Randolph Beall bought half interest in this newspaper in December 1892 and the newspaper plant was moved to 115 N. Taylor at this time. In February 1893, Walter Beall bought T. F. Armstrong’s interest in the newspaper.
Walter Hamlin Beall graduated from Mt. Ayr High School in 1889, spent a couple years at Simpson College, and then worked as a stenographer in Des Moines before returning to Mount Ayr. Randolph and Walter’s father, Ithamar Sry Beall, co-founded the Ringgold Record in 1865.
Soon after the brothers took charge of the paper, the name was changed to Twice-A-Week News and was published on Tuesday and Friday. Also, the Twice-A-Week News was now a Prohibitionist Party newspaper.

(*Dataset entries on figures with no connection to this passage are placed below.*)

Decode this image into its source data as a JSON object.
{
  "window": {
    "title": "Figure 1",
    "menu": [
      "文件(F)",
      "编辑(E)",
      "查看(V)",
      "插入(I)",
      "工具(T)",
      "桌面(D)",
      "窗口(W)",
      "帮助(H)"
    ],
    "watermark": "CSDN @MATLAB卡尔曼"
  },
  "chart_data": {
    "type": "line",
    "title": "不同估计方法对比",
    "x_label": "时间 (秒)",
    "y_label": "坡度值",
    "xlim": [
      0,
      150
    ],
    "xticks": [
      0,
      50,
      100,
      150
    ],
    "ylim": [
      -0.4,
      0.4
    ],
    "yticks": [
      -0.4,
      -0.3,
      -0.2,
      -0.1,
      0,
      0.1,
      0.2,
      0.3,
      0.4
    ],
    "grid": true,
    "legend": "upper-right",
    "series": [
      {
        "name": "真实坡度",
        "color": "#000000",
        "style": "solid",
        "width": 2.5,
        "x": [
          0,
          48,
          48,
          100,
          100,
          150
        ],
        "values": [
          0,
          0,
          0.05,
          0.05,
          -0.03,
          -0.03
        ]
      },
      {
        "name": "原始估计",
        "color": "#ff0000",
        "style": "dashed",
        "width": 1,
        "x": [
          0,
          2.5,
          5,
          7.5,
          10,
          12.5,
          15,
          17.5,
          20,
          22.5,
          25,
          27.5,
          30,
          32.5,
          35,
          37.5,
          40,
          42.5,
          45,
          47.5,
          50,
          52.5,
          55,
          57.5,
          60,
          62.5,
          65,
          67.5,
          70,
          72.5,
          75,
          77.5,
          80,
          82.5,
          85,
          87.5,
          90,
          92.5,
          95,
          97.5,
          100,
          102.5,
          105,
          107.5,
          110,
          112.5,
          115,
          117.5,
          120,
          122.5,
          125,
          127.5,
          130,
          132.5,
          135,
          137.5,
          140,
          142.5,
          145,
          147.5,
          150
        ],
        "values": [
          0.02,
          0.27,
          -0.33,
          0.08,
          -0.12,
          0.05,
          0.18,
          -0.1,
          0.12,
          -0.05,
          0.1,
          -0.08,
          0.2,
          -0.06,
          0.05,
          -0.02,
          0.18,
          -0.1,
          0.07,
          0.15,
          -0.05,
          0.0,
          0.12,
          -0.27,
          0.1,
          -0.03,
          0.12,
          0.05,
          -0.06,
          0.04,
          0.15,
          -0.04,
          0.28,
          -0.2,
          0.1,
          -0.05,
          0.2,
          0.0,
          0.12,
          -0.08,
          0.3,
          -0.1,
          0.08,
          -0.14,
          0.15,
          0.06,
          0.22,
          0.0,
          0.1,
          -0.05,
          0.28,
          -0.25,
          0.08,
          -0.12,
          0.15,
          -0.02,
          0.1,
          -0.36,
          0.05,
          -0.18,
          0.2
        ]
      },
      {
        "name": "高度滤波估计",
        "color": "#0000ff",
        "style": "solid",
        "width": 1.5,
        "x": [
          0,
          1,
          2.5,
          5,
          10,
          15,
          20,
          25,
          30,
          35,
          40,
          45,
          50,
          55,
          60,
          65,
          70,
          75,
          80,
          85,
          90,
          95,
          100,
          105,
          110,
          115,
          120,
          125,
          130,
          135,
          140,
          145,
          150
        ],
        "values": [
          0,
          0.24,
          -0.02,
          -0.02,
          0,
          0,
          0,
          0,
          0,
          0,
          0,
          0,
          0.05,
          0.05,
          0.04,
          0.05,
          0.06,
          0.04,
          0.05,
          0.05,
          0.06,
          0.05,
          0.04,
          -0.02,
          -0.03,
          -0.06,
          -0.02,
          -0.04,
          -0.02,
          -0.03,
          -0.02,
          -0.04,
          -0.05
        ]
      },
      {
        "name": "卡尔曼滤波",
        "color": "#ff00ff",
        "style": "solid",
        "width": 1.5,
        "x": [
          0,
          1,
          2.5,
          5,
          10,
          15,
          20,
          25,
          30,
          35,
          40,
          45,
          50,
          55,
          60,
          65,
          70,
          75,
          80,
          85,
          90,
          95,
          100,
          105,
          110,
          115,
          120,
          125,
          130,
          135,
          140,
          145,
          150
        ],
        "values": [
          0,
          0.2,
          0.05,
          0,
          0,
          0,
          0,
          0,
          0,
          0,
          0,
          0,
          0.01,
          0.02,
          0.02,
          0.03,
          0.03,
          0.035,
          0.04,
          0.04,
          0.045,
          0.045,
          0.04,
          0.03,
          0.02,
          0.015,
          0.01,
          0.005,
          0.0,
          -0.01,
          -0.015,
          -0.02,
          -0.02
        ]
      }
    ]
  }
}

The paper was a success and the brothers needed to expand. In May 1897, Ed Case was hired to lay the brick for the new, two-story building at 111 E. Madison, the current home of Lefty’s Club Tavern. J. R. Hillhouse would burn the brick at his south yard. Randolph and Walter moved into their new office in October 1897.
The other newspapers were busy, too. Howard Tedford joined his father at the Ringgold Record in January 1893. Howard was an extremely capable man as he later became a book binder for the State of Iowa, and, still later, became secretary for Republican U. S. Representative, Karl LeCompte. LeCompte was once owner of the Corydon Republican-Times newspaper.
In 1895, Sam Spurrier came from Clearfield to manage the mechanical department of the Ringgold Record. His role at the Record would change in the future.